I was able to confirm that my toolbox would consist of:
- Buzzsprout for podcast hosting, distribution to all podcasting platforms, audiogram creation and automatic podcast website creation and maintenance…. although
- Podpage – provides a more enhanced, automated, website with the ability to add extra pages, such as this blog, a guest sign up form and integration with email marketing contact form to allow me to build a contact list to send newsletters. I recommend it so much, here's a referral: https://www.podpage.com/?via=danny
- Convertkit – for email marketing to build up a community and let them know when new episodes are released as well as other activities in the future, such as events
- Auphonic – for artificial intelligence driven mastering of the audio track including smart adaptive levelling, perfect loudness and true peak targeting, audio sweetening (filtering, noise, hiss and hum reduction) and optimisation for spoken word. Actually this function is now available as a service from Buzzsprout (for a few dollars more)
- Descript for a truly inventive, artificial intelligence powered, text driven audio editor with automatic speaker identification and transcription.
- Canva – for creating all the cover art and social media visual content
- Zoom – for recording the interviews
- Youtube audio library - Choosing music with the appropriate use rights was pretty hard but an hour with my musically gifted daughter listening to the first 5 seconds of over a hundred tracks we were able to find this great piece, Buddha by Kontekst https://soundcloud.com/kontekstmusic/buddha
- Audacity - a free technically complex tool, to remove the first few bars of my chosen track and blend it into an intro.
- Blue Yeti Nano - my trusty semi-professional microphone that I treated myself to when I was awarded the #1 CIO title as I knew I was going to be involved in a great number of on-line interviews given the pandemic.
- Tonor microphone stand extension arm and pop filter – partly to ensure the mic was in a good position and partly because it looks great on screen when recording a podcast
- Audio-Technica ATH-M30X Headphones – to use when recording so the guest’s voice doesn’t leak into my audio stream and also to have a reasonable level of quality when playing back and editing the track.

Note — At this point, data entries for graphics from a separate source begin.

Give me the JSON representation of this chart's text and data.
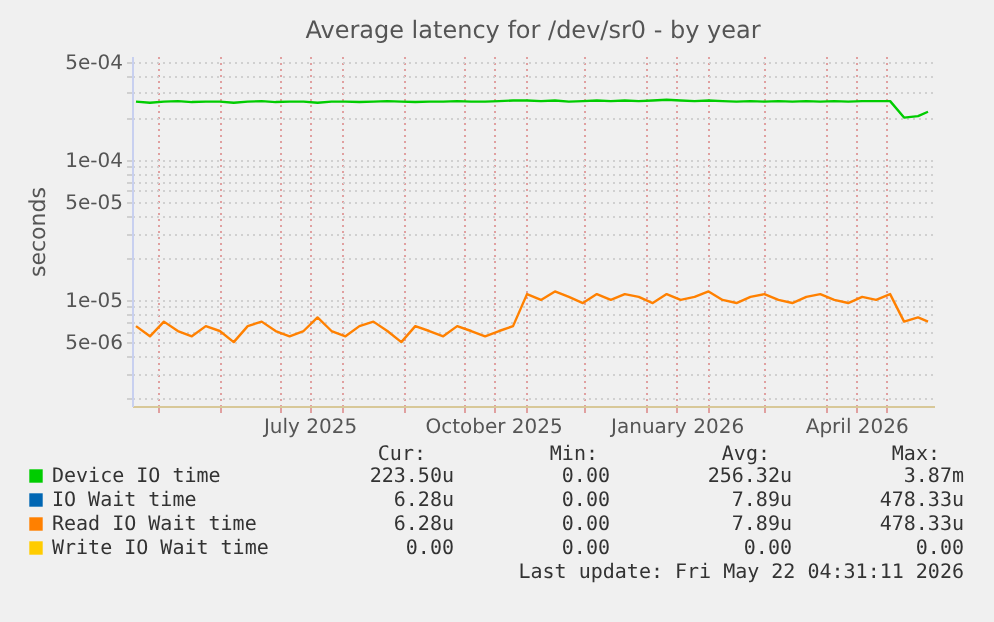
{
  "chart_data": {
    "type": "line",
    "title": "Average latency for /dev/sr0 - by year",
    "ylabel": "seconds",
    "x": [
      "2025-04-20",
      "2025-04-27",
      "2025-05-04",
      "2025-05-11",
      "2025-05-18",
      "2025-05-25",
      "2025-06-01",
      "2025-06-08",
      "2025-06-15",
      "2025-06-22",
      "2025-06-29",
      "2025-07-06",
      "2025-07-13",
      "2025-07-20",
      "2025-07-27",
      "2025-08-03",
      "2025-08-10",
      "2025-08-17",
      "2025-08-24",
      "2025-08-31",
      "2025-09-07",
      "2025-09-14",
      "2025-09-21",
      "2025-09-28",
      "2025-10-05",
      "2025-10-12",
      "2025-10-19",
      "2025-10-26",
      "2025-11-02",
      "2025-11-09",
      "2025-11-16",
      "2025-11-23",
      "2025-11-30",
      "2025-12-07",
      "2025-12-14",
      "2025-12-21",
      "2025-12-28",
      "2026-01-04",
      "2026-01-11",
      "2026-01-18",
      "2026-01-25",
      "2026-02-01",
      "2026-02-08",
      "2026-02-15",
      "2026-02-22",
      "2026-03-01",
      "2026-03-08",
      "2026-03-15",
      "2026-03-22",
      "2026-03-29",
      "2026-04-05",
      "2026-04-12",
      "2026-04-19",
      "2026-04-26",
      "2026-05-03",
      "2026-05-10",
      "2026-05-17",
      "2026-05-22"
    ],
    "series": [
      {
        "name": "Device IO time",
        "color": "#00cc00",
        "values": [
          0.00026,
          0.000255,
          0.00026,
          0.000262,
          0.000258,
          0.00026,
          0.00026,
          0.000255,
          0.00026,
          0.000262,
          0.000258,
          0.00026,
          0.00026,
          0.000255,
          0.00026,
          0.00026,
          0.000258,
          0.00026,
          0.000262,
          0.00026,
          0.000258,
          0.00026,
          0.00026,
          0.000262,
          0.00026,
          0.00026,
          0.000262,
          0.000265,
          0.000265,
          0.000262,
          0.000265,
          0.00026,
          0.000262,
          0.000265,
          0.000262,
          0.000265,
          0.000262,
          0.000265,
          0.000268,
          0.000265,
          0.000262,
          0.000265,
          0.000262,
          0.00026,
          0.000262,
          0.00026,
          0.000262,
          0.00026,
          0.000262,
          0.00026,
          0.000262,
          0.00026,
          0.000262,
          0.000262,
          0.000262,
          0.0002,
          0.000205,
          0.00022
        ]
      },
      {
        "name": "IO Wait time",
        "color": "#0066b3",
        "values": [
          null,
          null,
          null,
          null,
          null,
          null,
          null,
          null,
          null,
          null,
          null,
          null,
          null,
          null,
          null,
          null,
          null,
          null,
          null,
          null,
          null,
          null,
          null,
          null,
          null,
          null,
          null,
          null,
          null,
          null,
          null,
          null,
          null,
          null,
          null,
          null,
          null,
          null,
          null,
          null,
          null,
          null,
          null,
          null,
          null,
          null,
          null,
          null,
          null,
          null,
          null,
          null,
          null,
          null,
          null,
          null,
          null,
          null
        ]
      },
      {
        "name": "Read IO Wait time",
        "color": "#ff8000",
        "values": [
          6.5e-06,
          5.5e-06,
          7e-06,
          6e-06,
          5.5e-06,
          6.5e-06,
          6e-06,
          5e-06,
          6.5e-06,
          7e-06,
          6e-06,
          5.5e-06,
          6e-06,
          7.5e-06,
          6e-06,
          5.5e-06,
          6.5e-06,
          7e-06,
          6e-06,
          5e-06,
          6.5e-06,
          6e-06,
          5.5e-06,
          6.5e-06,
          6e-06,
          5.5e-06,
          6e-06,
          6.5e-06,
          1.1e-05,
          1e-05,
          1.15e-05,
          1.05e-05,
          9.5e-06,
          1.1e-05,
          1e-05,
          1.1e-05,
          1.05e-05,
          9.5e-06,
          1.1e-05,
          1e-05,
          1.05e-05,
          1.15e-05,
          1e-05,
          9.5e-06,
          1.05e-05,
          1.1e-05,
          1e-05,
          9.5e-06,
          1.05e-05,
          1.1e-05,
          1e-05,
          9.5e-06,
          1.05e-05,
          1e-05,
          1.1e-05,
          7e-06,
          7.5e-06,
          7e-06
        ]
      },
      {
        "name": "Write IO Wait time",
        "color": "#ffcc00",
        "values": [
          null,
          null,
          null,
          null,
          null,
          null,
          null,
          null,
          null,
          null,
          null,
          null,
          null,
          null,
          null,
          null,
          null,
          null,
          null,
          null,
          null,
          null,
          null,
          null,
          null,
          null,
          null,
          null,
          null,
          null,
          null,
          null,
          null,
          null,
          null,
          null,
          null,
          null,
          null,
          null,
          null,
          null,
          null,
          null,
          null,
          null,
          null,
          null,
          null,
          null,
          null,
          null,
          null,
          null,
          null,
          null,
          null,
          null
        ]
      }
    ],
    "log": "y",
    "ylim": [
      1.75e-06,
      0.00055
    ],
    "yticks": [
      {
        "value": 2e-06,
        "label": null
      },
      {
        "value": 3e-06,
        "label": null
      },
      {
        "value": 4e-06,
        "label": null
      },
      {
        "value": 5e-06,
        "label": "5e-06"
      },
      {
        "value": 6e-06,
        "label": null
      },
      {
        "value": 7e-06,
        "label": null
      },
      {
        "value": 8e-06,
        "label": null
      },
      {
        "value": 9e-06,
        "label": null
      },
      {
        "value": 1e-05,
        "label": "1e-05"
      },
      {
        "value": 2e-05,
        "label": null
      },
      {
        "value": 3e-05,
        "label": null
      },
      {
        "value": 4e-05,
        "label": null
      },
      {
        "value": 5e-05,
        "label": "5e-05"
      },
      {
        "value": 6e-05,
        "label": null
      },
      {
        "value": 7e-05,
        "label": null
      },
      {
        "value": 8e-05,
        "label": null
      },
      {
        "value": 9e-05,
        "label": null
      },
      {
        "value": 0.0001,
        "label": "1e-04"
      },
      {
        "value": 0.0002,
        "label": null
      },
      {
        "value": 0.0003,
        "label": null
      },
      {
        "value": 0.0004,
        "label": null
      },
      {
        "value": 0.0005,
        "label": "5e-04"
      }
    ],
    "xlim": [
      "2025-04-18",
      "2026-05-25"
    ],
    "xticks": [
      {
        "value": "2025-05-01",
        "label": null
      },
      {
        "value": "2025-06-01",
        "label": null
      },
      {
        "value": "2025-07-01",
        "label": null
      },
      {
        "value": "2025-07-16",
        "label": "July 2025"
      },
      {
        "value": "2025-08-01",
        "label": null
      },
      {
        "value": "2025-09-01",
        "label": null
      },
      {
        "value": "2025-10-01",
        "label": null
      },
      {
        "value": "2025-10-16",
        "label": "October 2025"
      },
      {
        "value": "2025-11-01",
        "label": null
      },
      {
        "value": "2025-12-01",
        "label": null
      },
      {
        "value": "2026-01-01",
        "label": null
      },
      {
        "value": "2026-01-16",
        "label": "January 2026"
      },
      {
        "value": "2026-02-01",
        "label": null
      },
      {
        "value": "2026-03-01",
        "label": null
      },
      {
        "value": "2026-04-01",
        "label": null
      },
      {
        "value": "2026-04-16",
        "label": "April 2026"
      },
      {
        "value": "2026-05-01",
        "label": null
      }
    ],
    "grid": true,
    "legend": "bottom",
    "line_style": "solid",
    "marker": "none",
    "annotations": [
      "Cur:",
      "Min:",
      "Avg:",
      "Max:",
      "223.50u",
      "0.00",
      "256.32u",
      "3.87m",
      "6.28u",
      "0.00",
      "7.89u",
      "478.33u",
      "6.28u",
      "0.00",
      "7.89u",
      "478.33u",
      "0.00",
      "0.00",
      "0.00",
      "0.00",
      "Last update: Fri May 22 04:31:11 2026"
    ]
  }
}
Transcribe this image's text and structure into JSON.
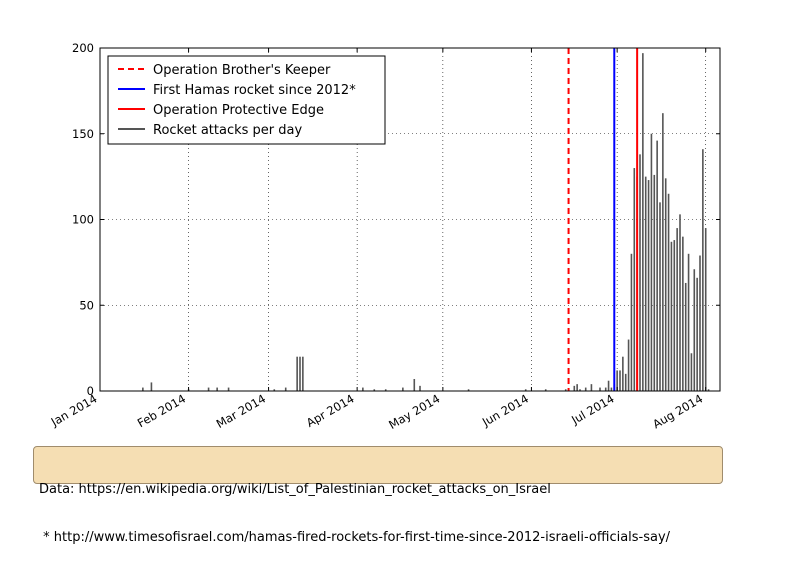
{
  "chart_data": {
    "type": "bar",
    "xlabel": "",
    "ylabel": "",
    "ylim": [
      0,
      200
    ],
    "yticks": [
      0,
      50,
      100,
      150,
      200
    ],
    "xlim": [
      "2014-01-01",
      "2014-08-06"
    ],
    "xticks": [
      {
        "date": "2014-01-01",
        "label": "Jan 2014"
      },
      {
        "date": "2014-02-01",
        "label": "Feb 2014"
      },
      {
        "date": "2014-03-01",
        "label": "Mar 2014"
      },
      {
        "date": "2014-04-01",
        "label": "Apr 2014"
      },
      {
        "date": "2014-05-01",
        "label": "May 2014"
      },
      {
        "date": "2014-06-01",
        "label": "Jun 2014"
      },
      {
        "date": "2014-07-01",
        "label": "Jul 2014"
      },
      {
        "date": "2014-08-01",
        "label": "Aug 2014"
      }
    ],
    "grid": true,
    "legend_position": "top-left",
    "series": [
      {
        "name": "Rocket attacks per day",
        "color": "#555555",
        "dates": [
          "2014-01-16",
          "2014-01-19",
          "2014-02-01",
          "2014-02-08",
          "2014-02-11",
          "2014-02-15",
          "2014-03-03",
          "2014-03-07",
          "2014-03-11",
          "2014-03-12",
          "2014-03-13",
          "2014-04-03",
          "2014-04-07",
          "2014-04-11",
          "2014-04-17",
          "2014-04-21",
          "2014-04-23",
          "2014-05-10",
          "2014-05-30",
          "2014-06-06",
          "2014-06-13",
          "2014-06-16",
          "2014-06-17",
          "2014-06-18",
          "2014-06-20",
          "2014-06-22",
          "2014-06-25",
          "2014-06-27",
          "2014-06-28",
          "2014-06-29",
          "2014-06-30",
          "2014-07-01",
          "2014-07-02",
          "2014-07-03",
          "2014-07-04",
          "2014-07-05",
          "2014-07-06",
          "2014-07-07",
          "2014-07-08",
          "2014-07-09",
          "2014-07-10",
          "2014-07-11",
          "2014-07-12",
          "2014-07-13",
          "2014-07-14",
          "2014-07-15",
          "2014-07-16",
          "2014-07-17",
          "2014-07-18",
          "2014-07-19",
          "2014-07-20",
          "2014-07-21",
          "2014-07-22",
          "2014-07-23",
          "2014-07-24",
          "2014-07-25",
          "2014-07-26",
          "2014-07-27",
          "2014-07-28",
          "2014-07-29",
          "2014-07-30",
          "2014-07-31",
          "2014-08-01",
          "2014-08-02"
        ],
        "values": [
          2,
          5,
          1,
          2,
          2,
          2,
          1,
          2,
          20,
          20,
          20,
          2,
          1,
          1,
          2,
          7,
          3,
          1,
          1,
          1,
          1,
          3,
          4,
          1,
          2,
          4,
          2,
          2,
          6,
          2,
          4,
          12,
          12,
          20,
          10,
          30,
          80,
          130,
          125,
          138,
          197,
          125,
          123,
          150,
          126,
          146,
          110,
          162,
          124,
          115,
          87,
          88,
          95,
          103,
          90,
          63,
          80,
          22,
          71,
          66,
          79,
          141,
          95,
          1
        ]
      }
    ],
    "vlines": [
      {
        "name": "Operation Brother's Keeper",
        "date": "2014-06-14",
        "color": "#ff0000",
        "style": "dashed"
      },
      {
        "name": "First Hamas rocket since 2012*",
        "date": "2014-06-30",
        "color": "#0000ff",
        "style": "solid"
      },
      {
        "name": "Operation Protective Edge",
        "date": "2014-07-08",
        "color": "#ff0000",
        "style": "solid"
      }
    ],
    "legend": [
      {
        "label": "Operation Brother's Keeper",
        "color": "#ff0000",
        "style": "dashed"
      },
      {
        "label": "First Hamas rocket since 2012*",
        "color": "#0000ff",
        "style": "solid"
      },
      {
        "label": "Operation Protective Edge",
        "color": "#ff0000",
        "style": "solid"
      },
      {
        "label": "Rocket attacks per day",
        "color": "#555555",
        "style": "solid"
      }
    ]
  },
  "footnote": {
    "line1": "Data: https://en.wikipedia.org/wiki/List_of_Palestinian_rocket_attacks_on_Israel",
    "line2": " * http://www.timesofisrael.com/hamas-fired-rockets-for-first-time-since-2012-israeli-officials-say/"
  }
}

I estimate that I will need at least 3 x the length of the podcast to review, edit, quality check, publish and promote. Given a presumed podcast length of under an hour I anticipate it will take four to five hours work per episode including making arrangements with guests, pre-interview discussions and planning. I am targeting a weekly release cadence so in order to reduce the weekly pressure I will aim to get 3 – 5 interviews recorded and produced as a buffer before launching.
My hope is that Sondership will grow into a multi-channel platform for people to share their experiences and journeys related to sonder, to inspire and encourage more people to pursue their social purpose. I am even hoping to launch an event in 2022 where a growing community can come together in person to share their stories and inspire each other.